4. Numerical Solution (Using
Compositional Simulator)
A key component in modeling gas-condensate
reservoirs is the development of a representative fluid
model. Therefore, commercial PVT analysis software
was used to simulate the experiments. The PVT data
used in the compositional model was based on the
samples collected from pay zone of the well SH. To
simulate the fluid samples of this pay zone, 3-
parameter Peng-Robinson (PR) equation of state was
used, and as shown in Figure 10 (parts a,b,c,d) very
good matches were obtained between calculated and
observed properties.
The next step is to build a static model to be
used as the basic reservoir structure. Rock and fluid
properties and completion production scenarios were
defined then. For compositional simulations capillary
numbers must be considered, otherwise pressure drop
and condensate dropout are overestimated and well
productivity is underestimated.
Finally a single three dimensional vertical well model
with radial grid blocks was defined. The model was
380ft in vertical direction and 3780 ft from the center
in radial direction and included 57 ft above and
below the pay zone. The grid model was divided into
90 cells in R- plane and 90 cells in Z direction (a total number of 8100 cells each having a height of 4.2
ft). All grid properties such as porosity, water
saturation and net to gross ratio were obtained from
petrophysical properties of the layer as listed in Table
1. The relative permeability data is also shown in
Figure 11.
Figure 10. Match of PVT experiment, well SL-1(a.

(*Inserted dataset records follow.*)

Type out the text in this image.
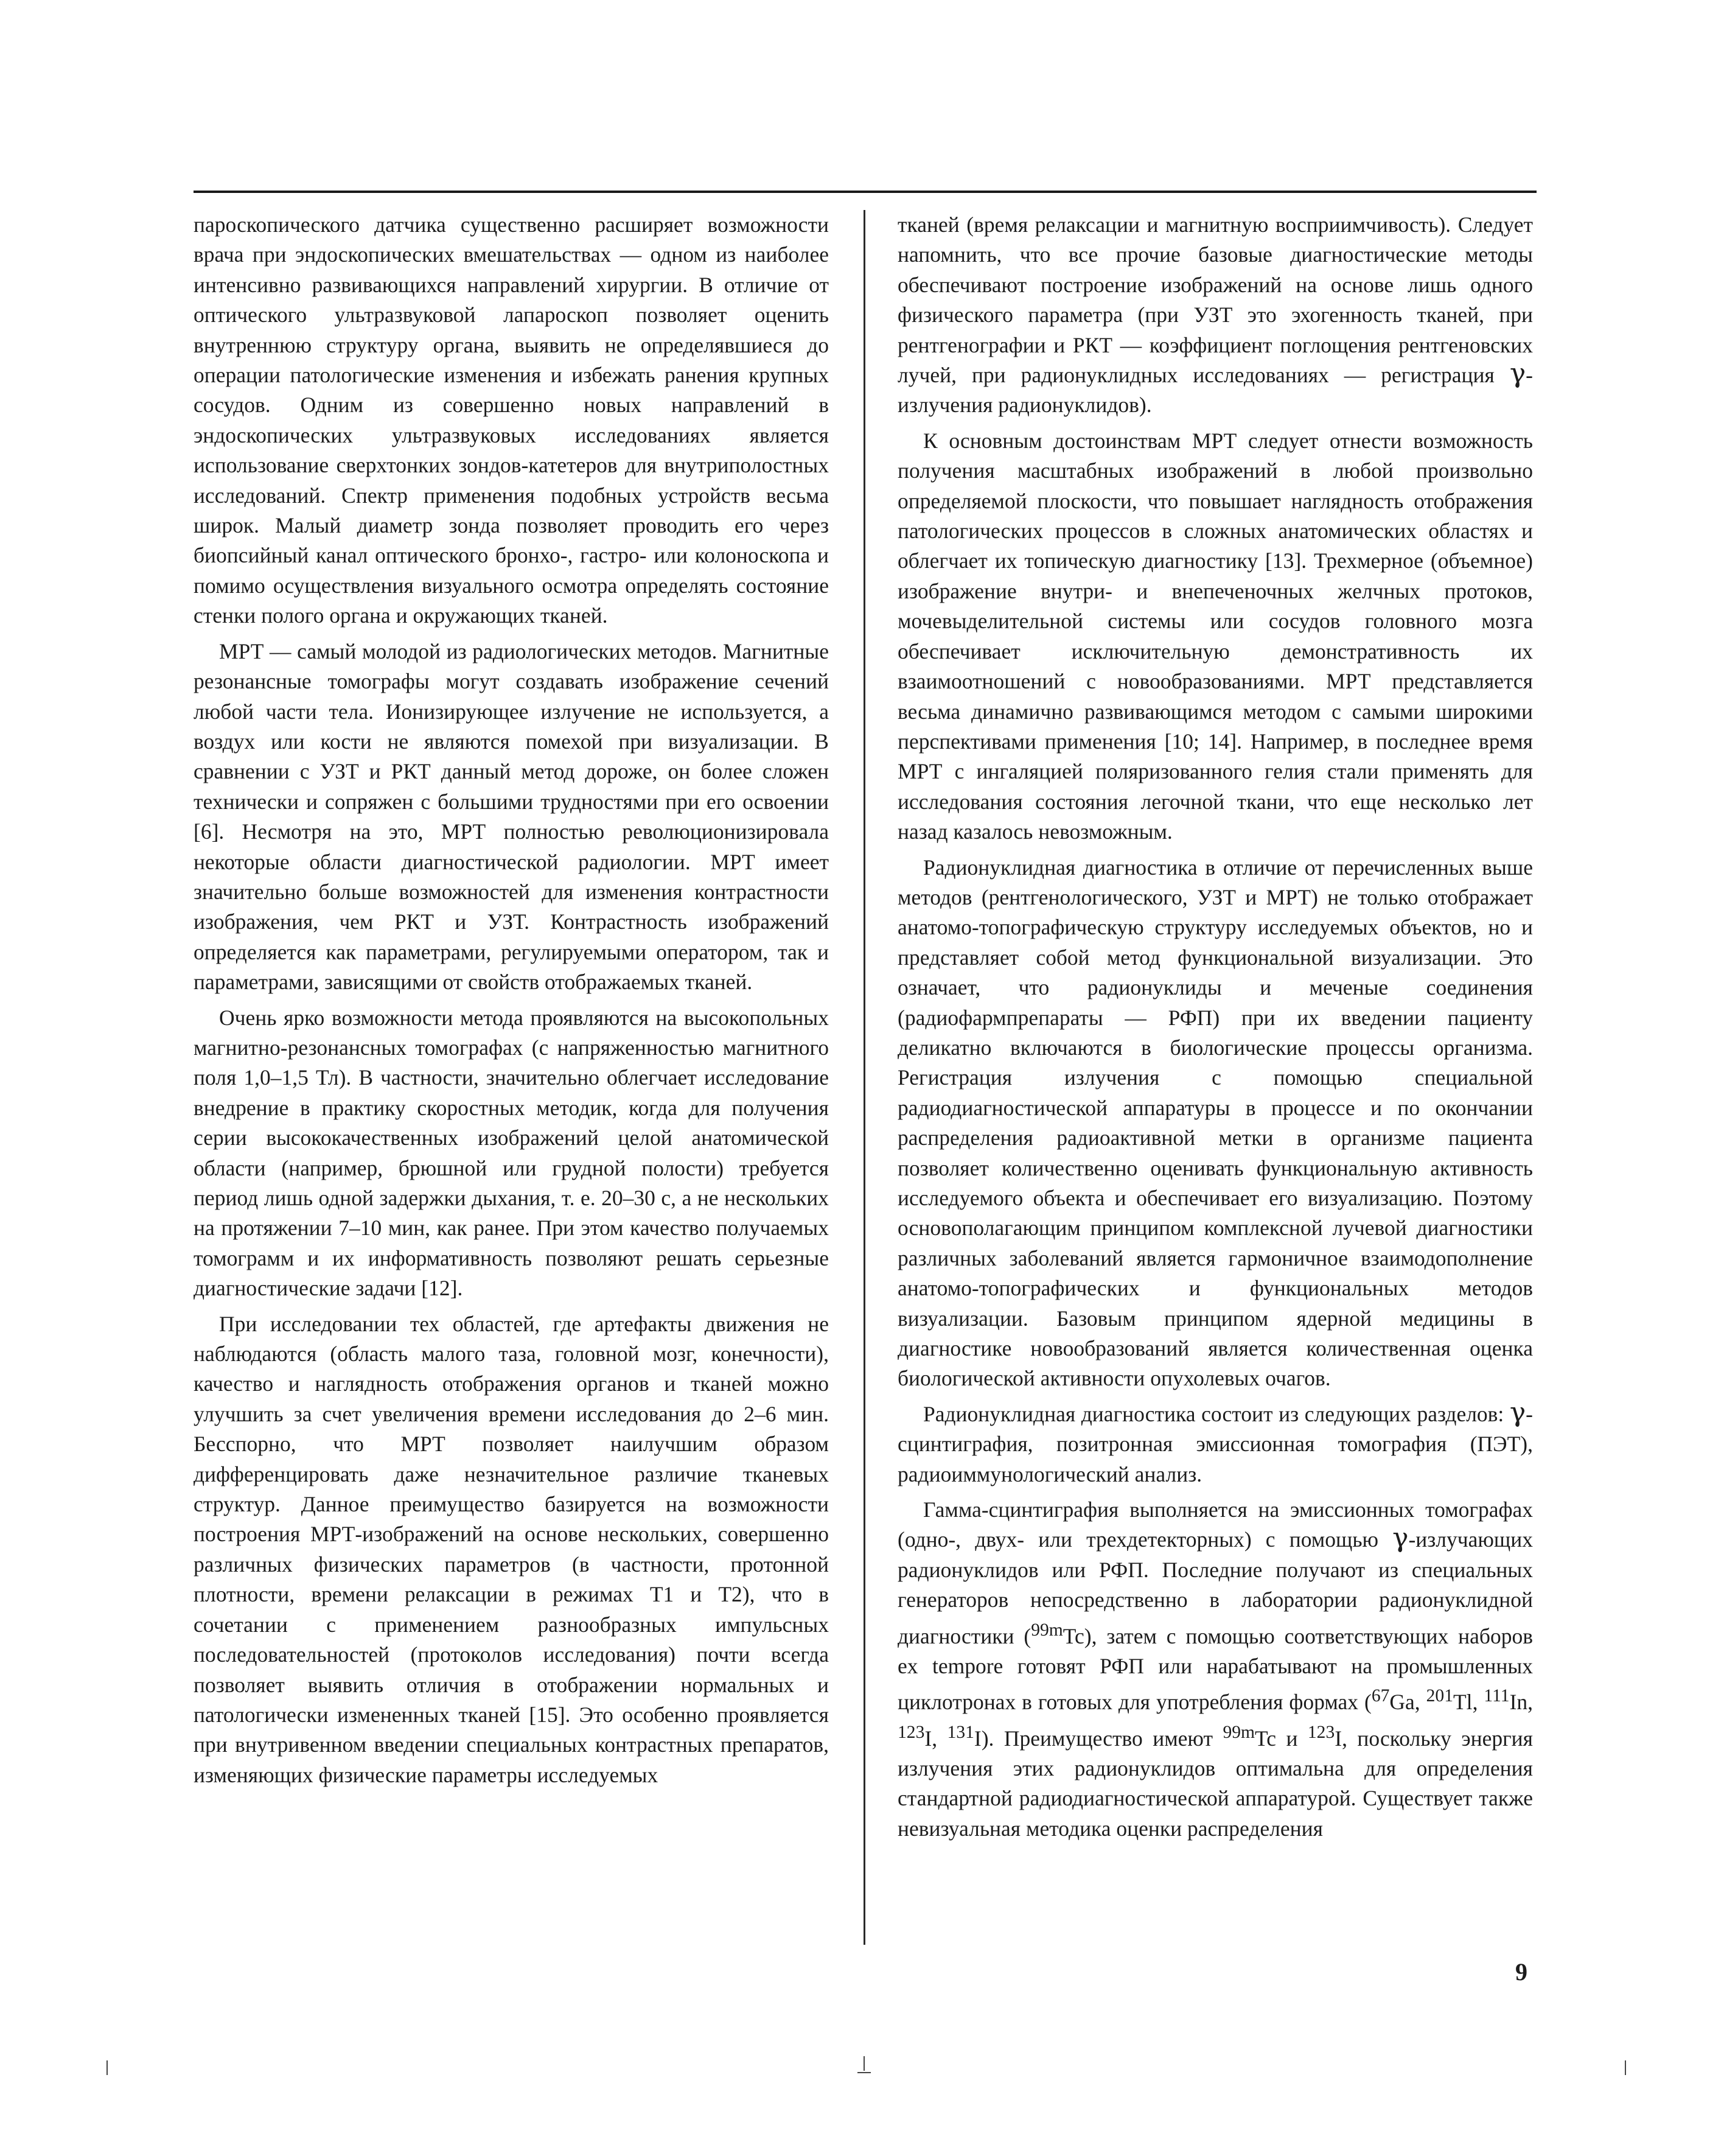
пароскопического датчика существенно расширяет возможности врача при эндоскопических вмешательствах — одном из наиболее интенсивно развивающихся направлений хирургии. В отличие от оптического ультразвуковой лапароскоп позволяет оценить внутреннюю структуру органа, выявить не определявшиеся до операции патологические изменения и избежать ранения крупных сосудов. Одним из совершенно новых направлений в эндоскопических ультразвуковых исследованиях является использование сверхтонких зондов-катетеров для внутриполостных исследований. Спектр применения подобных устройств весьма широк. Малый диаметр зонда позволяет проводить его через биопсийный канал оптического бронхо-, гастро- или колоноскопа и помимо осуществления визуального осмотра определять состояние стенки полого органа и окружающих тканей.

МРТ — самый молодой из радиологических методов. Магнитные резонансные томографы могут создавать изображение сечений любой части тела. Ионизирующее излучение не используется, а воздух или кости не являются помехой при визуализации. В сравнении с УЗТ и РКТ данный метод дороже, он более сложен технически и сопряжен с большими трудностями при его освоении [6]. Несмотря на это, МРТ полностью революционизировала некоторые области диагностической радиологии. МРТ имеет значительно больше возможностей для изменения контрастности изображения, чем РКТ и УЗТ. Контрастность изображений определяется как параметрами, регулируемыми оператором, так и параметрами, зависящими от свойств отображаемых тканей.

Очень ярко возможности метода проявляются на высокопольных магнитно-резонансных томографах (с напряженностью магнитного поля 1,0–1,5 Тл). В частности, значительно облегчает исследование внедрение в практику скоростных методик, когда для получения серии высококачественных изображений целой анатомической области (например, брюшной или грудной полости) требуется период лишь одной задержки дыхания, т. е. 20–30 с, а не нескольких на протяжении 7–10 мин, как ранее. При этом качество получаемых томограмм и их информативность позволяют решать серьезные диагностические задачи [12].

При исследовании тех областей, где артефакты движения не наблюдаются (область малого таза, головной мозг, конечности), качество и наглядность отображения органов и тканей можно улучшить за счет увеличения времени исследования до 2–6 мин. Бесспорно, что МРТ позволяет наилучшим образом дифференцировать даже незначительное различие тканевых структур. Данное преимущество базируется на возможности построения МРТ-изображений на основе нескольких, совершенно различных физических параметров (в частности, протонной плотности, времени релаксации в режимах Т1 и Т2), что в сочетании с применением разнообразных импульсных последовательностей (протоколов исследования) почти всегда позволяет выявить отличия в отображении нормальных и патологически измененных тканей [15]. Это особенно проявляется при внутривенном введении специальных контрастных препаратов, изменяющих физические параметры исследуемых

тканей (время релаксации и магнитную восприимчивость). Следует напомнить, что все прочие базовые диагностические методы обеспечивают построение изображений на основе лишь одного физического параметра (при УЗТ это эхогенность тканей, при рентгенографии и РКТ — коэффициент поглощения рентгеновских лучей, при радионуклидных исследованиях — регистрация γ-излучения радионуклидов).

К основным достоинствам МРТ следует отнести возможность получения масштабных изображений в любой произвольно определяемой плоскости, что повышает наглядность отображения патологических процессов в сложных анатомических областях и облегчает их топическую диагностику [13]. Трехмерное (объемное) изображение внутри- и внепеченочных желчных протоков, мочевыделительной системы или сосудов головного мозга обеспечивает исключительную демонстративность их взаимоотношений с новообразованиями. МРТ представляется весьма динамично развивающимся методом с самыми широкими перспективами применения [10; 14]. Например, в последнее время МРТ с ингаляцией поляризованного гелия стали применять для исследования состояния легочной ткани, что еще несколько лет назад казалось невозможным.

Радионуклидная диагностика в отличие от перечисленных выше методов (рентгенологического, УЗТ и МРТ) не только отображает анатомо-топографическую структуру исследуемых объектов, но и представляет собой метод функциональной визуализации. Это означает, что радионуклиды и меченые соединения (радиофармпрепараты — РФП) при их введении пациенту деликатно включаются в биологические процессы организма. Регистрация излучения с помощью специальной радиодиагностической аппаратуры в процессе и по окончании распределения радиоактивной метки в организме пациента позволяет количественно оценивать функциональную активность исследуемого объекта и обеспечивает его визуализацию. Поэтому основополагающим принципом комплексной лучевой диагностики различных заболеваний является гармоничное взаимодополнение анатомо-топографических и функциональных методов визуализации. Базовым принципом ядерной медицины в диагностике новообразований является количественная оценка биологической активности опухолевых очагов.

Радионуклидная диагностика состоит из следующих разделов: γ-сцинтиграфия, позитронная эмиссионная томография (ПЭТ), радиоиммунологический анализ.

Гамма-сцинтиграфия выполняется на эмиссионных томографах (одно-, двух- или трехдетекторных) с помощью γ-излучающих радионуклидов или РФП. Последние получают из специальных генераторов непосредственно в лаборатории радионуклидной диагностики ($^{99m}$Tc), затем с помощью соответствующих наборов ex tempore готовят РФП или нарабатывают на промышленных циклотронах в готовых для употребления формах ($^{67}$Ga, $^{201}$Tl, $^{111}$In, $^{123}$I, $^{131}$I). Преимущество имеют $^{99m}$Tc и $^{123}$I, поскольку энергия излучения этих радионуклидов оптимальна для определения стандартной радиодиагностической аппаратурой. Существует также невизуальная методика оценки распределения

9
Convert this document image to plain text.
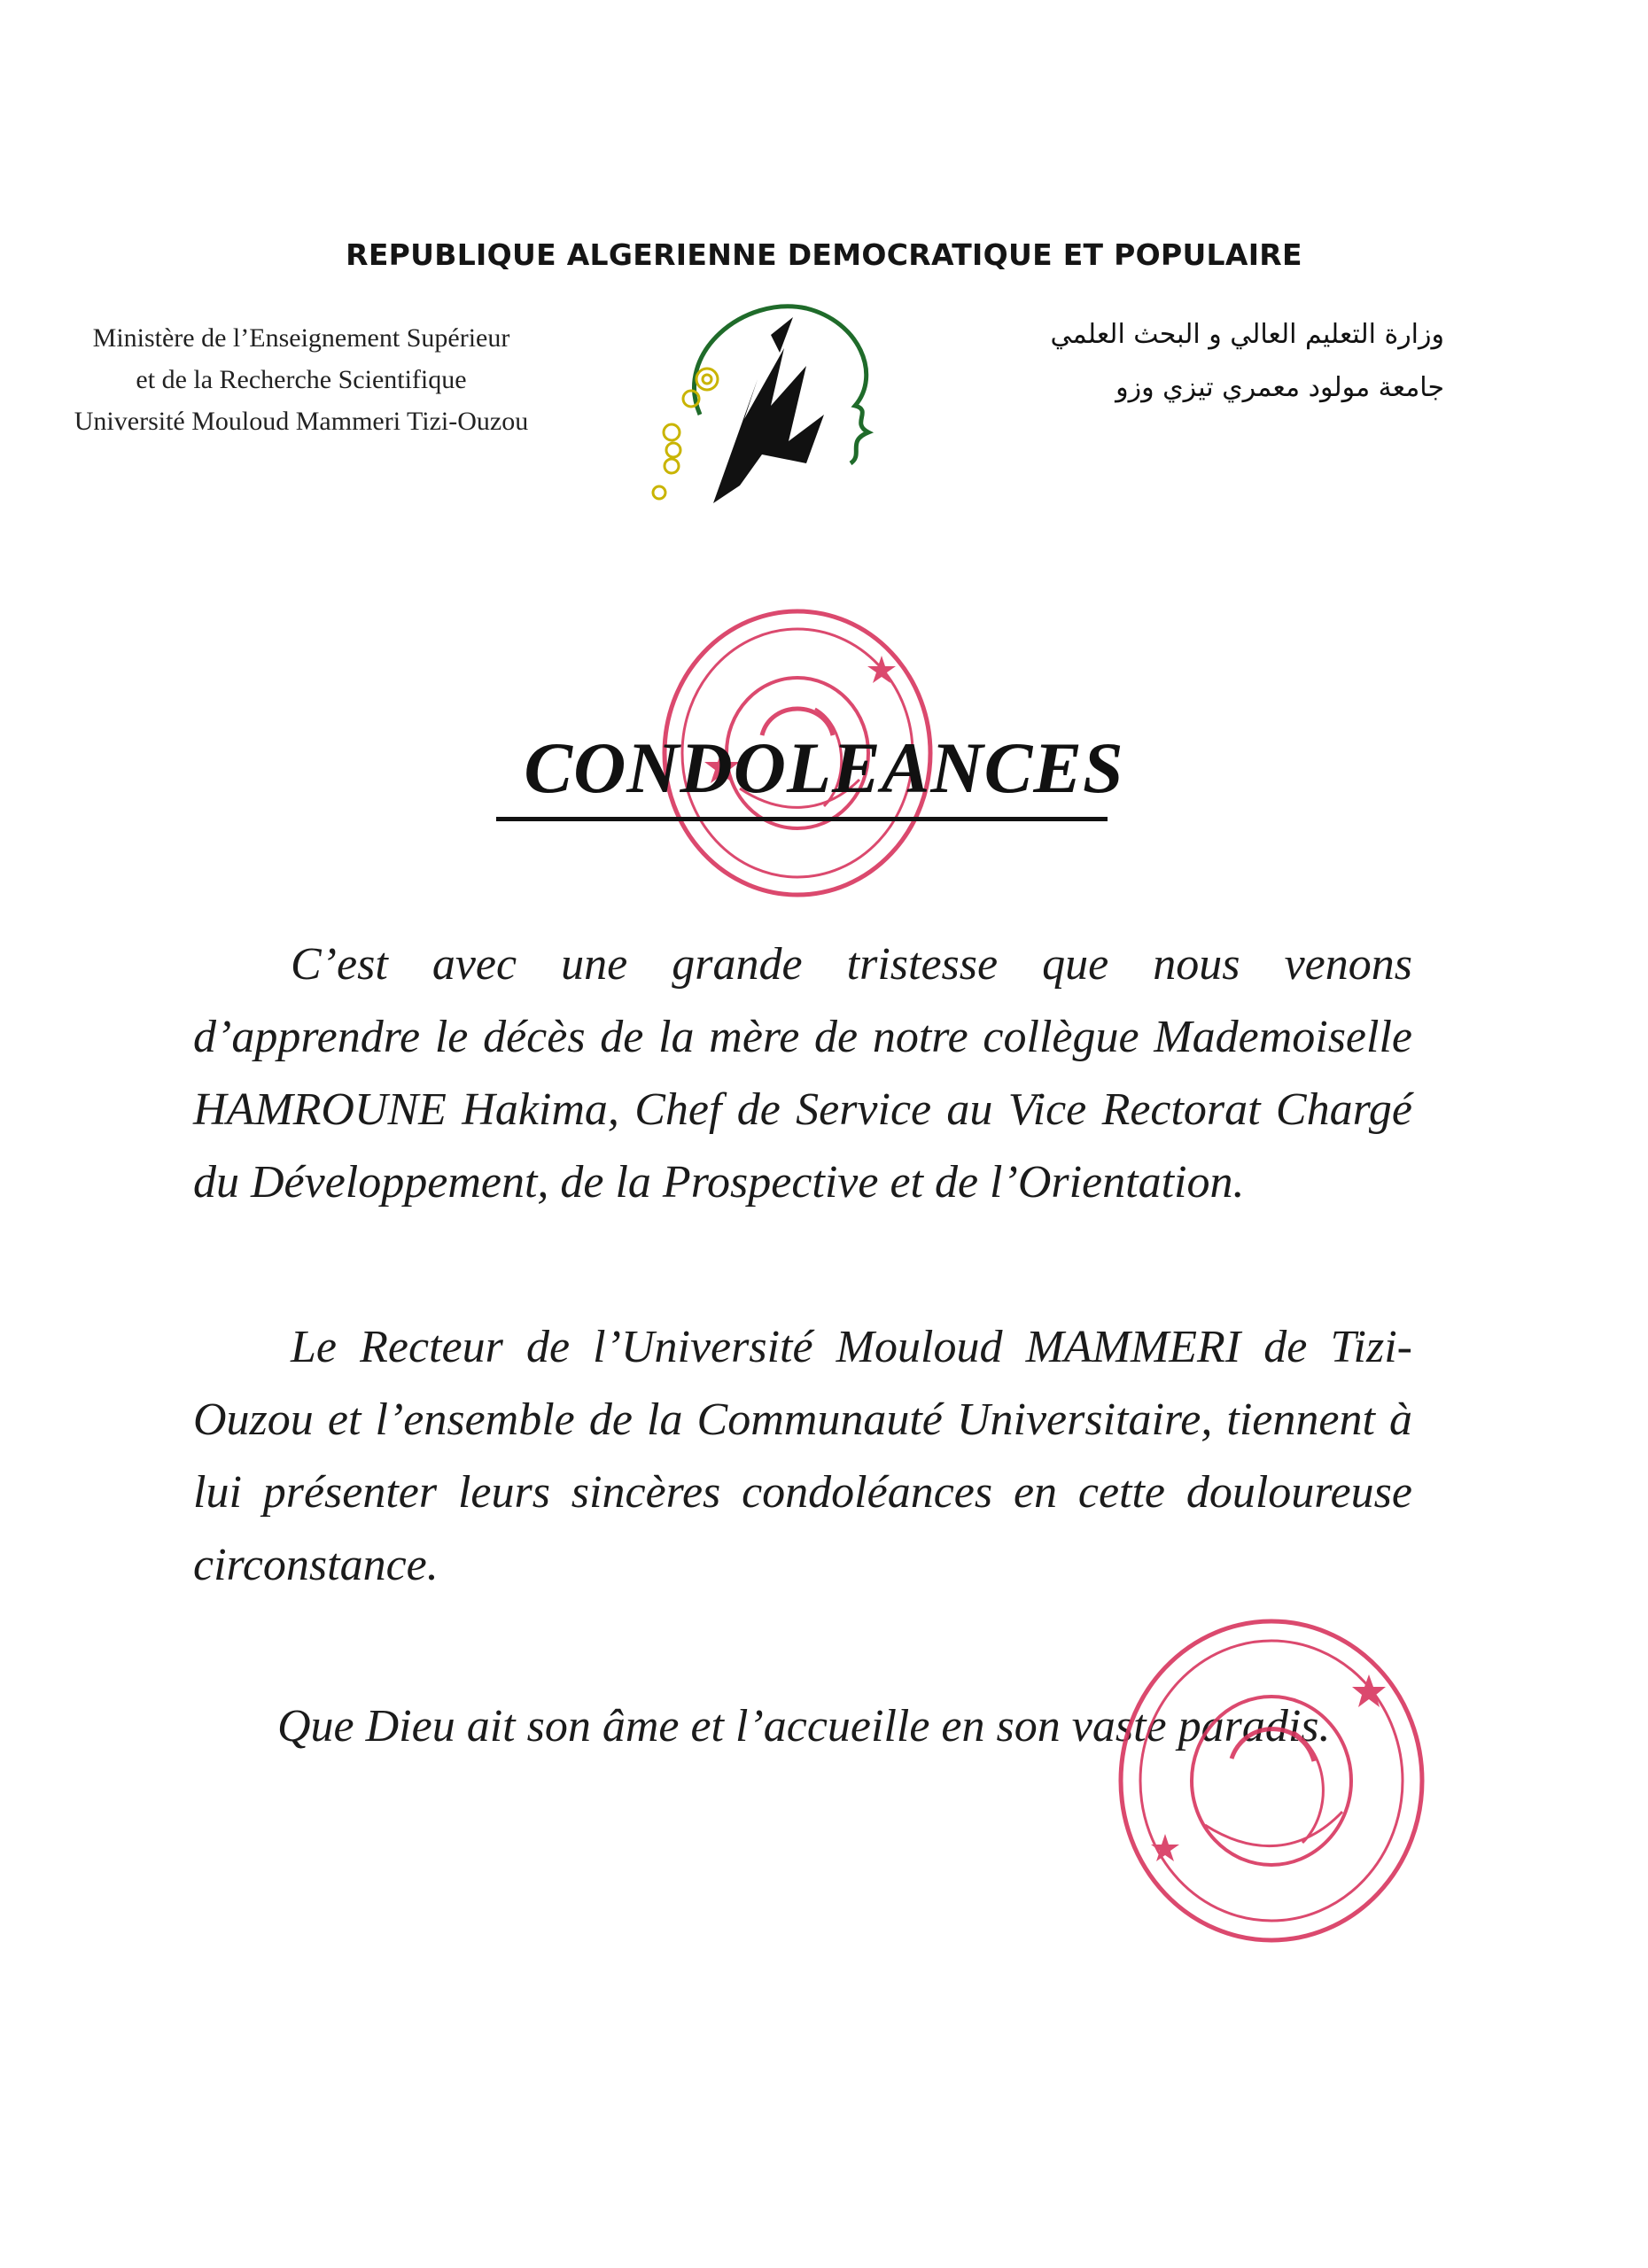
REPUBLIQUE ALGERIENNE DEMOCRATIQUE ET POPULAIRE
Ministère de l’Enseignement Supérieur
et de la Recherche Scientifique
Université Mouloud Mammeri Tizi-Ouzou
وزارة التعليم العالي و البحث العلمي
جامعة مولود معمري تيزي وزو
CONDOLEANCES
C’est avec une grande tristesse que nous venons d’apprendre le décès de la mère de notre collègue Mademoiselle HAMROUNE Hakima, Chef de Service au Vice Rectorat Chargé du Développement, de la Prospective et de l’Orientation.
Le Recteur de l’Université Mouloud MAMMERI de Tizi-Ouzou et l’ensemble de la Communauté Universitaire, tiennent à lui présenter leurs sincères condoléances en cette douloureuse circonstance.
Que Dieu ait son âme et l’accueille en son vaste paradis.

liquid saturation from CVD, b. moles recovery from
CVD, c. relative volume from CCE, d. liquid
saturation from CCE)
Figure 11. Relative permeability curves of SH field
It is essential to refine the model around the
production well especially for capillary number
analysis; otherwise the model cannot cover the full
physics of occurring phenomena around the
producing well. This causes the velocities across cells
to approach each other which results in better
performance of the model. For minimum fluctuation
in the wellbore pressure data and allowing more
detailed evaluation of near wellbore behavior local
grid refinement is also necessary. A logarithmic trend
was used for this purpose.
4.1 Model Verification
In order to verify the model output and numerical
dispersion effects, the model performance should be
investigated with a simulated well test scenario. As
shown in Figure 12 the simulated well test analysis
shows that the numerical model provides good
agreement with the reservoir parameters obtained
from the interpretation of the simulated well test. For
instance permeability input of the simulator was 25
md and the well test interpreter shows a value of 24.3
md or the simulator input for skin is zero and that of
the well test interpretation is about 0.14.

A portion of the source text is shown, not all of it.